You could also cynically look at it as Britanica struggling for its own future as a company. Their revenues took a big hit when book sales dried up in 1999, and the expected value of ad rates on their free site collapsed in 2000. I know it was sold to a Swiss banker for what was reported to be half its book value around then. They would naturally join forces with authors selling books repudiating the recent trend to user created content, who are also trying to make a buck.

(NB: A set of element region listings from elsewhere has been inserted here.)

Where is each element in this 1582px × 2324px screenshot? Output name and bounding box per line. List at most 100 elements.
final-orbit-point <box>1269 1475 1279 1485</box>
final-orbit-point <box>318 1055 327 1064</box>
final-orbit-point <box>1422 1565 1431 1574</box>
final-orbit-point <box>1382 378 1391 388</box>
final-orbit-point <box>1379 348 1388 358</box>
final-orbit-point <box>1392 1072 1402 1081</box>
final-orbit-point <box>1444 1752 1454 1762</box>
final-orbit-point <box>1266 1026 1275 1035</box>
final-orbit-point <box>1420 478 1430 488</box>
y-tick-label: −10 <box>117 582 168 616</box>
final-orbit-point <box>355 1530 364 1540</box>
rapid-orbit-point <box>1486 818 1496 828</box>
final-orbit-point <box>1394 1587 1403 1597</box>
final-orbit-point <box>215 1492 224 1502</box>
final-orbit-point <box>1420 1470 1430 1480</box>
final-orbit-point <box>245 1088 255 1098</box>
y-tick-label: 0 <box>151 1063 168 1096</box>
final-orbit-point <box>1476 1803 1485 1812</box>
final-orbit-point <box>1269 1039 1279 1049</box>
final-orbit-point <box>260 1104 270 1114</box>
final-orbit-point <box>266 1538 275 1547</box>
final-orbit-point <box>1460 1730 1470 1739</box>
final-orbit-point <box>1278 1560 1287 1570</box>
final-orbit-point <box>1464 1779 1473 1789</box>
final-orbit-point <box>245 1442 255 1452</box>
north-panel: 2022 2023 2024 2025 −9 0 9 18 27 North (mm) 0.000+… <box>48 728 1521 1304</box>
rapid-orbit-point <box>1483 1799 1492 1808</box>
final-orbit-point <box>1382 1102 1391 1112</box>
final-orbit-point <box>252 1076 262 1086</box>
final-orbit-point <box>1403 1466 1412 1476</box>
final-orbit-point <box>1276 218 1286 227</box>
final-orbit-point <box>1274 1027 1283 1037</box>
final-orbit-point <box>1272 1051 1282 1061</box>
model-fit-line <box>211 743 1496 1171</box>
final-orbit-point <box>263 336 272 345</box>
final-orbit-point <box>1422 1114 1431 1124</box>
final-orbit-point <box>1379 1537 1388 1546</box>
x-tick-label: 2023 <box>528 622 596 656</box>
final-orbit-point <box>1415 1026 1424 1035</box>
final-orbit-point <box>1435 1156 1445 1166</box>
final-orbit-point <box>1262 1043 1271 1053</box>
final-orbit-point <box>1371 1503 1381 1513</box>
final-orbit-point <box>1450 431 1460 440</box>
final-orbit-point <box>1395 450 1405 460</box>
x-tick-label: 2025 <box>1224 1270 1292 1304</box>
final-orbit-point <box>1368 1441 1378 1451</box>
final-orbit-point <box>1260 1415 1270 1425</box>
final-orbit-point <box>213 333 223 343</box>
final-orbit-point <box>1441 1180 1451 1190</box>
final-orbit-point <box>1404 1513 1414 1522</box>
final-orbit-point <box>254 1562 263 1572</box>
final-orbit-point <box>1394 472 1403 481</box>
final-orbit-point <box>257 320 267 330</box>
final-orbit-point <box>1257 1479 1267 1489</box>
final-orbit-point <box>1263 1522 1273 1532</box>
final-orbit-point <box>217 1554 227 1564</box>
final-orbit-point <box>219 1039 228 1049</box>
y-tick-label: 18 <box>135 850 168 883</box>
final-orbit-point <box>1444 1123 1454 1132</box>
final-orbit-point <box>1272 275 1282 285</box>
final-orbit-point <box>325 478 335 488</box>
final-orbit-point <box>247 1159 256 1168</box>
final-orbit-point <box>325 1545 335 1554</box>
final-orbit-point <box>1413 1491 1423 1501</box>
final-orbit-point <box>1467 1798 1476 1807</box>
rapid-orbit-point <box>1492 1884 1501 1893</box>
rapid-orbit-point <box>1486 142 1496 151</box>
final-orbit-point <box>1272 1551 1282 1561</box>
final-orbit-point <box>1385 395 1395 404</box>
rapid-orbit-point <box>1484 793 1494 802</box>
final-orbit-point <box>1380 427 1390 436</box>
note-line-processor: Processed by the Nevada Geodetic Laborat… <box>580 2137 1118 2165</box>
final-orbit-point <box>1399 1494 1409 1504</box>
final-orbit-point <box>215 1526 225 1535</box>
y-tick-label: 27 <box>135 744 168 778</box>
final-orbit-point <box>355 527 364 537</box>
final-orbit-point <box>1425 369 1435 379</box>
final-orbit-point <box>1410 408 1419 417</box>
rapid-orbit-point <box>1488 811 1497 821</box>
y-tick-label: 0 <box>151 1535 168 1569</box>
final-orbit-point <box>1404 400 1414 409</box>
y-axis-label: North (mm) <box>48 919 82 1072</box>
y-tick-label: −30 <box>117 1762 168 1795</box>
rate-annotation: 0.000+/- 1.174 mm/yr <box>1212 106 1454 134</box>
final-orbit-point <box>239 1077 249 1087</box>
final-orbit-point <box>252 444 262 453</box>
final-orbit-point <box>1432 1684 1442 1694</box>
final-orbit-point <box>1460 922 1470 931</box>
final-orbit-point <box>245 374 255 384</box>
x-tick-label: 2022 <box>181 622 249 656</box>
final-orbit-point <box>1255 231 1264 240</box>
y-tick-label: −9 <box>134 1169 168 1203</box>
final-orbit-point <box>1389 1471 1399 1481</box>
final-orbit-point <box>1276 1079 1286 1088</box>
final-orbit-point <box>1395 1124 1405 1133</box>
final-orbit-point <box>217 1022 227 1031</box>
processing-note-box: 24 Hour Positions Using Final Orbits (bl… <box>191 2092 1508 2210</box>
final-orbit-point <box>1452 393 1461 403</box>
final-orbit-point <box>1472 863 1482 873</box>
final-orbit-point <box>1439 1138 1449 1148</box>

I'm not discounting either part of their incentive or motivation to promote this point of view.
Hmm, I wouldn't be too concerned. The gist of Britannica's message seems to be that there's a lot of bad websites out there. Yup, that's true. There's also a lot of good ones. It's a teacher's job to help students find the good ones and discount the bad ones. The fact that there is more information available than there ever has been before is not bad if we teach the kids to sift carefully, to be skeptical about their sources, and to question, question, and question.

As I've heard said so often, teachers should just set students lose the Internet, they should be guiding them to good sources. In a similar vein, you wouldn't just set a Grade 5er lose in a big city's main public library because he'd get lost in the resources and be unable to figure out what's good. Teachers guide the students when they suggest good sites to the kids. I think we all do that fairly routinely.

Nothing new there.
Profound stuff here. Let's get onto it. I've gotten a lot of the links; it'd be good to get them all fired up. A worthy debate.
But all a really high-quality encyclopedia company has to do is launch into the new age. There's plenty of knowledge to sort out and go around.